Before the crisis, the retail payments business went largely unnoticed as a substantial source of revenue in banking. During the crisis, the retail payments business had been resilient, providing reliable and regular revenues. As a result, the subsequent realisation that banks with more stable funding models were better able to cope with the crisis has led in recent years to a greater recognition of the importance of retail banking and retail payments.
Retail payments are at a crossroads. Different roads may appeal in different ways to the various economic actors. One possibility would be to preserve the status quo and to implement only the changes needed to comply with the existing regulatory framework. Alternatively, we could follow a road less travelled. Here, new economic actors may emerge and consumers may start to utilise more personalised, simple and secure payment services and applications.
Retail payments integration
Retail payment integration in the euro area – and in Europe – has made progress. Although there are still considerable efforts to be made, we are just a few weeks away from completing the migration to new European schemes that have been developed for credit transfers and direct debits. It’s a big step forward. But progress in the field of cards has been slower. To ensure a level playing field, national borders for cards licensing, issuing and acquiring have to disappear, and the consistent implementation of the separation of scheme management and processing has to be ensured. Some movement in this area is expected to result from the revised Payment Services Directive and Regulation on interchange fees for cards.
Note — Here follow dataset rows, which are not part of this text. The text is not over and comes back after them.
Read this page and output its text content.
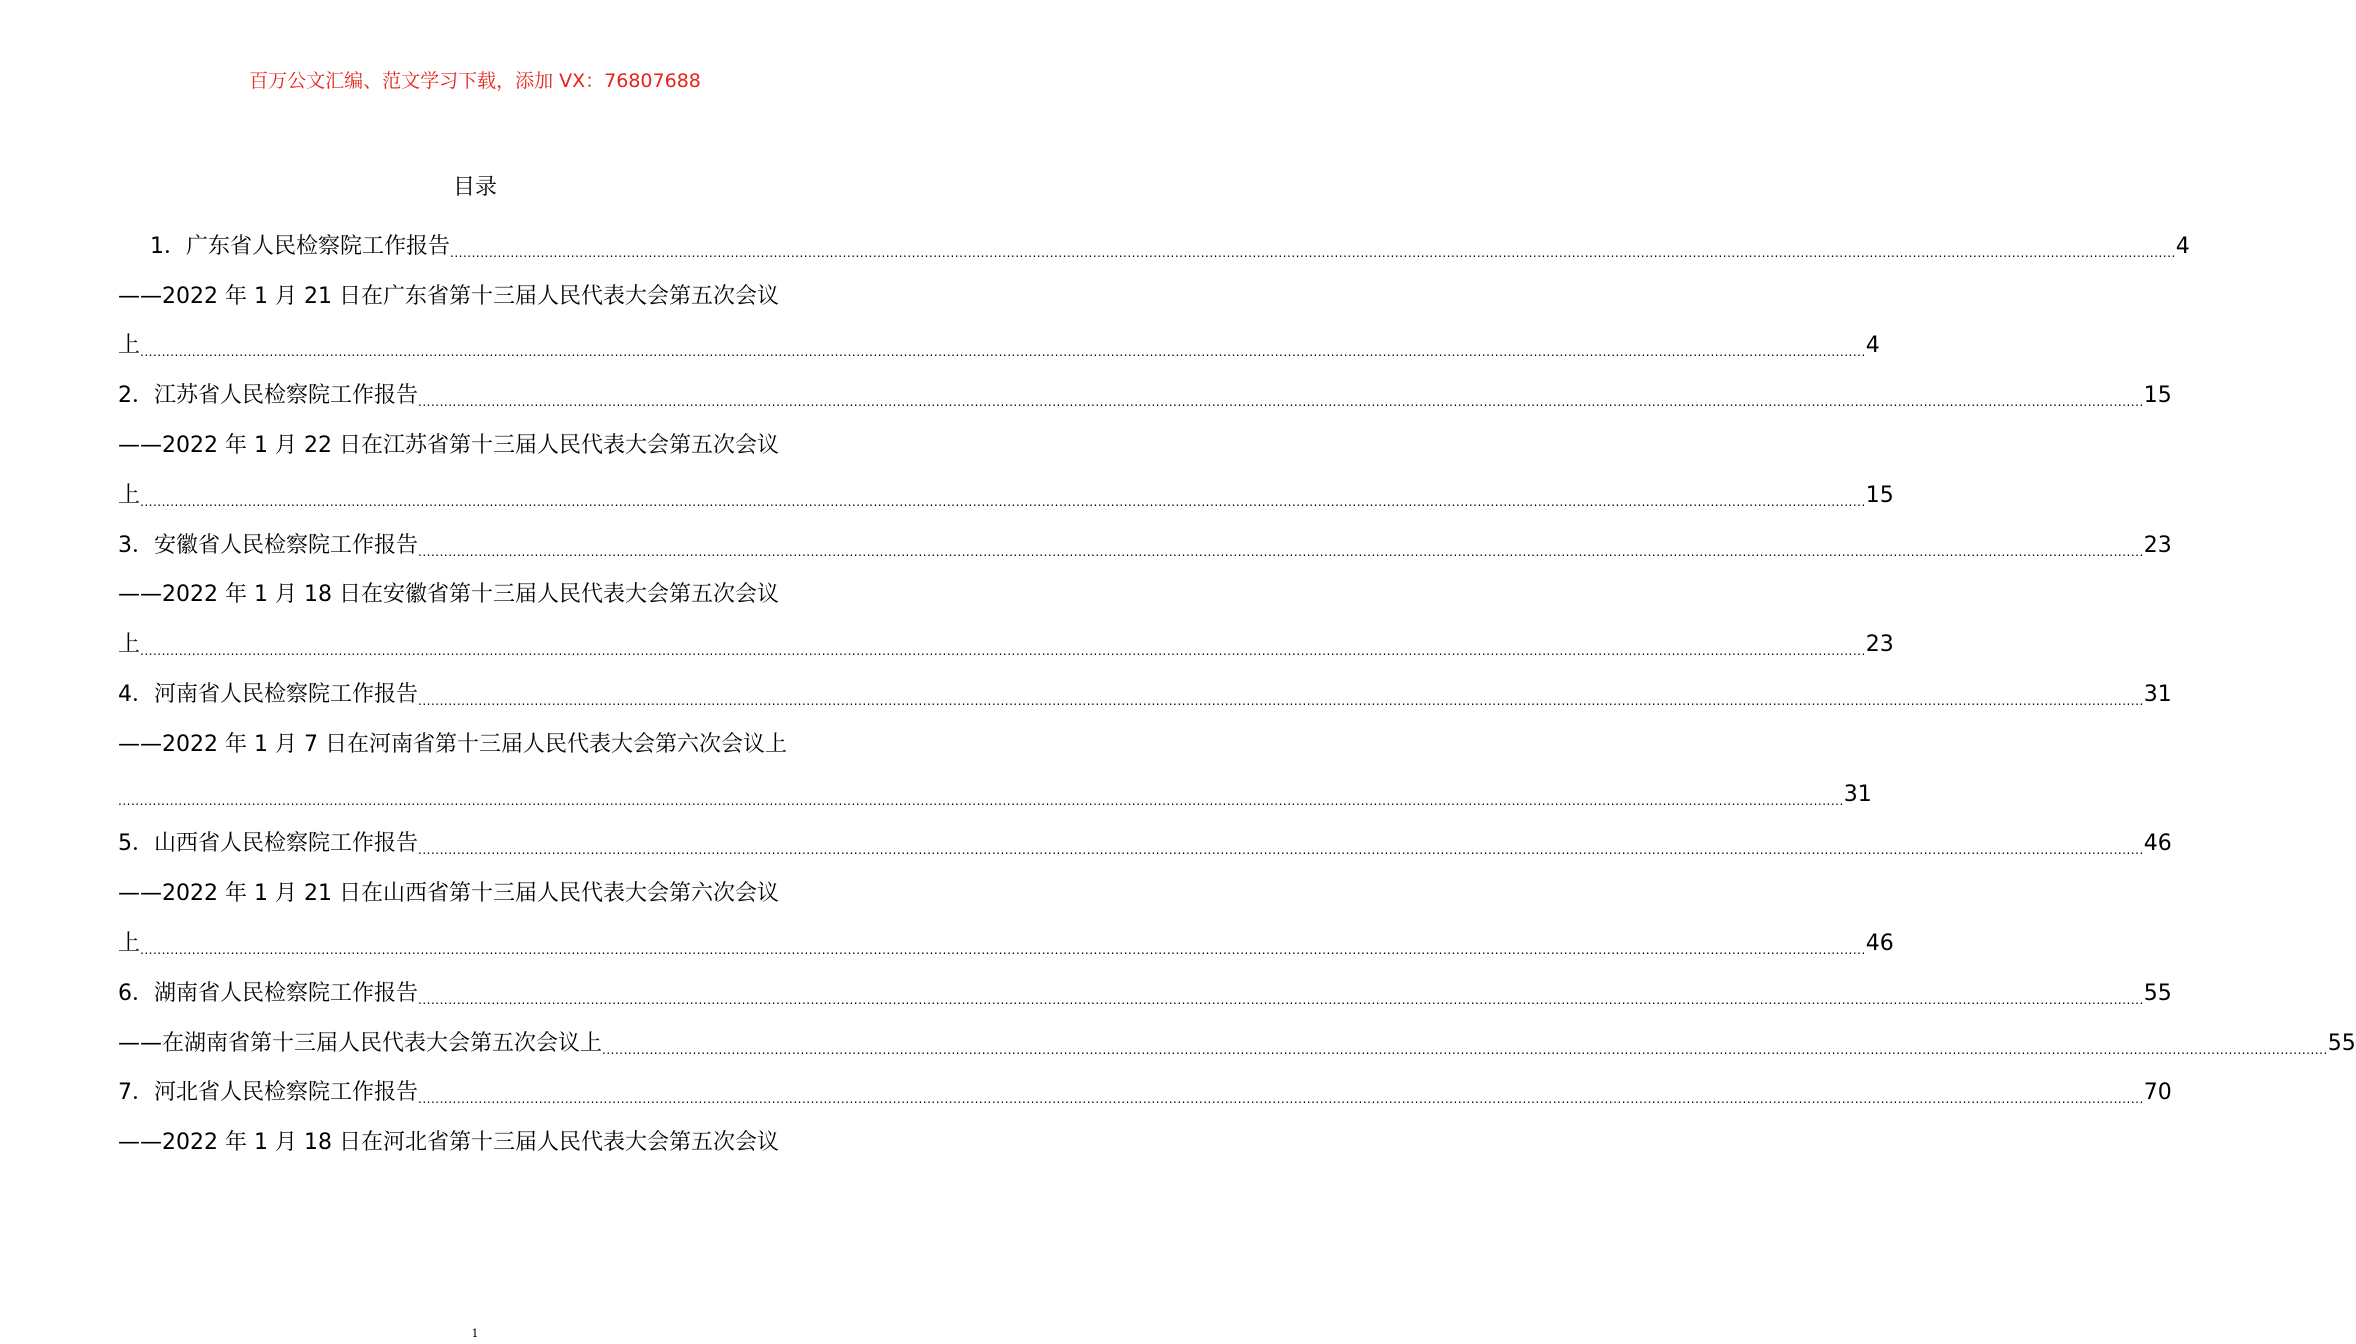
百万公文汇编、范文学习下载，添加 VX：76807688
目录
1．广东省人民检察院工作报告 ................................................................................................................................................................................................................................................................................................................................................................................................................ 4
——2022 年 1 月 21 日在广东省第十三届人民代表大会第五次会议
上 ................................................................................................................................................................................................................................................................................................................................................................................................................ 4
2．江苏省人民检察院工作报告 ................................................................................................................................................................................................................................................................................................................................................................................................................ 15
——2022 年 1 月 22 日在江苏省第十三届人民代表大会第五次会议
上 ................................................................................................................................................................................................................................................................................................................................................................................................................ 15
3．安徽省人民检察院工作报告 ................................................................................................................................................................................................................................................................................................................................................................................................................ 23
——2022 年 1 月 18 日在安徽省第十三届人民代表大会第五次会议
上 ................................................................................................................................................................................................................................................................................................................................................................................................................ 23
4．河南省人民检察院工作报告 ................................................................................................................................................................................................................................................................................................................................................................................................................ 31
——2022 年 1 月 7 日在河南省第十三届人民代表大会第六次会议上
................................................................................................................................................................................................................................................................................................................................................................................................................ 31
5．山西省人民检察院工作报告 ................................................................................................................................................................................................................................................................................................................................................................................................................ 46
——2022 年 1 月 21 日在山西省第十三届人民代表大会第六次会议
上 ................................................................................................................................................................................................................................................................................................................................................................................................................ 46
6．湖南省人民检察院工作报告 ................................................................................................................................................................................................................................................................................................................................................................................................................ 55
——在湖南省第十三届人民代表大会第五次会议上 ................................................................................................................................................................................................................................................................................................................................................................................................................ 55
7．河北省人民检察院工作报告 ................................................................................................................................................................................................................................................................................................................................................................................................................ 70
——2022 年 1 月 18 日在河北省第十三届人民代表大会第五次会议
1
Promoting further integration of retail payments in Europe is seen as economically and socially advantageous. There is empirical evidence that initiatives to integrate and harmonise retail payment markets boost trade and consumption and benefit the whole economy. Deeper integration of retail payments is expected to bring about more price convergence among cashless retail payment instruments in the euro area, making those instruments more affordable and thereby promoting financial inclusion.
The Single Euro Payments Area (SEPA) is instrumental in this respect. Later this week, the ECB will publish the second SEPA migration report, which will highlight the progress accomplished and the remaining challenges as we come closer to the SEPA end-date of 1 February 2014 for migration to pan-European payment instruments. Looking beyond the end-date, the ECB will establish and chair the Euro Retail Payments Board (ERPB) as successor of the SEPA Council to contribute to and to facilitate the creation of an integrated, competitive, innovative and level playing field market for euro retail payments.
Retail payments innovation
E-commerce and new communication and information media have set new challenges in terms of functionality and security for retail payments. They have also given providers of payment-related services new opportunities to compete. Unfortunately, these opportunities have not yet been fully exploited by the different market players. Innovative retail payment solutions in the euro area are still largely being provided by non-bank service providers, mainly for the payment initiation phase. Banks are at a crossroads. They can either try to defend their existing products and leave this business segment to non-bank providers, or they can become more open and innovative.
In the end, whoever provides innovative payment services should be mindful of two key issues. First, those services should be safe and protected against misuse. Second, innovative services should have the potential to become pan-European solutions. If we do not think about the European dimension right from the start, in a few years’ time we will face all the problems of having to merge multiple national solutions into a European framework.